Biblical covenant theology is Unilateral with a bilateral echo. Christ has done all the saving. He has kept all the covenant of works conditions that was required by Adam and all the typology found in the Abrahamic and Mosaic covenant is fulfilled. Christ is the one who, in the Abrahamic covenant, takes on all the covenant curses while Abraham sleeps, and Christ is proleptically present in all those Mosaic covenant sacrifices and ceremonial laws communicating that they all spoke a better word. Christ brings in the new and better covenant which is first spoken in the proto-Evangelium of Gen. 3:15 and then found flowering into incremental full growth in the subsequent OT covenants (Noahic, Abrahamic, Mosaic, Davidic). The Lord Jesus Christ, introduced typologically in an ever burgeoning way in each and all of the subsequent OT covenants is the one old testament covenant of grace now in full flower. Once the new covenant is present in Christ then all the OT shadows fall away much like different stages of a rocket fall off during a moon shot, leaving only what was always the main point all throughout revelation.
However, the bilateral echo of our obedience as read in the formulary above was always part of the Unilateral covenant of grace. The idea that, by the outpouring of the Spirit, we as God’s people would increasingly become what we have been freely declared to be in Christ has always been part of the covenant of grace. God has saved a people, in Christ, and that people in both the covenant in the OT and in the new and better covenant have always been described as a people who are hungry to glorify God and who are zealous for good works and in order to be zealous for good works there must be a standard by which good works are measured and that standard has always been God’s gracious Law-Word.
The Heidelberg catechism puts it this way:
Question 91: But what are good works?
Only those which proceed from a true faith,5 are performed according to the law of God,6 and to His glory;7 and not such as are founded on our imaginations or the institutions of men.8
But if the law has been eclipsed the way Horton and Johnson want to suggest by insistence that obedience to God’s standard was only a “covenant works” aspect of either the Mosaic (Horton) or the Abrahamic and Davidic (per Johnson) then the bilateral aspect spoken of in the infant Baptism ceremony should be excised.
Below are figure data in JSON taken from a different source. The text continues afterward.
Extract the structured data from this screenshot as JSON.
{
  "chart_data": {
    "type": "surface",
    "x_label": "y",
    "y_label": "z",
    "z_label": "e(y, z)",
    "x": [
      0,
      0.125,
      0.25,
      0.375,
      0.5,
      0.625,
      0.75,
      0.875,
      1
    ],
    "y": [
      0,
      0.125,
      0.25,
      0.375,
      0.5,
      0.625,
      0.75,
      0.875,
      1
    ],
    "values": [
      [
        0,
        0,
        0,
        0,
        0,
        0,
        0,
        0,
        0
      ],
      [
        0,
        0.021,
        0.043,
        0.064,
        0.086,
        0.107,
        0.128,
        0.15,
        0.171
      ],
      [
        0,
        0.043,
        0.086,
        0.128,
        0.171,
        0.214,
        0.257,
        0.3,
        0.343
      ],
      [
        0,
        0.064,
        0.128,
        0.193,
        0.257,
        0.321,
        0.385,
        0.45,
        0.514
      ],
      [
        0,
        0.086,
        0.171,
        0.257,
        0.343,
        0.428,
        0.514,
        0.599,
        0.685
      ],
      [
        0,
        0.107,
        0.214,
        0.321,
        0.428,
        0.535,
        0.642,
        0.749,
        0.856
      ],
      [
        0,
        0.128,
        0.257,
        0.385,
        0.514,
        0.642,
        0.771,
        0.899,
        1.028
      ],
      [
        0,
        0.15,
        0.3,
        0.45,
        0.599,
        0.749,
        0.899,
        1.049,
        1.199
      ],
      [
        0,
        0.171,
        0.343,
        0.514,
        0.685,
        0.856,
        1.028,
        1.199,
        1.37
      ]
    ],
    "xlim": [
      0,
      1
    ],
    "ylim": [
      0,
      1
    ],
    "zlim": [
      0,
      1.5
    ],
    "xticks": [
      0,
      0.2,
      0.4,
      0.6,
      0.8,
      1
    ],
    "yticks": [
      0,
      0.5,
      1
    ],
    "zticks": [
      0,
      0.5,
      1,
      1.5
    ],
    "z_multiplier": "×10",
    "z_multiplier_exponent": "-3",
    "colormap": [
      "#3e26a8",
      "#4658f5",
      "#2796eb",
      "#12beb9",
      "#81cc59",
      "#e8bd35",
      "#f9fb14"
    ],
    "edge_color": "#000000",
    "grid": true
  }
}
Again, the bilateral aspect of the covenant does not deny its unilateral reality. In light of our walking obedience we are not adding anything to Christ’s finished work for sinners. After all, as Christians we all know that the best of our works still need to be imputed with the righteousness of Jesus Christ in order to be found as a sweet aroma before the Father. No, our obedience, just as the obedience found in those who were the Israel of God in the Abrahamic and the Mosaic and the Davidic covenants is always graciously given and received only by grace. It was true for our OT fathers as it is for us today as New Covenant Christians that it was required to work out our salvation in fear and trembling knowing that it is God who works in them and us to will and to act on behalf of His good purpose.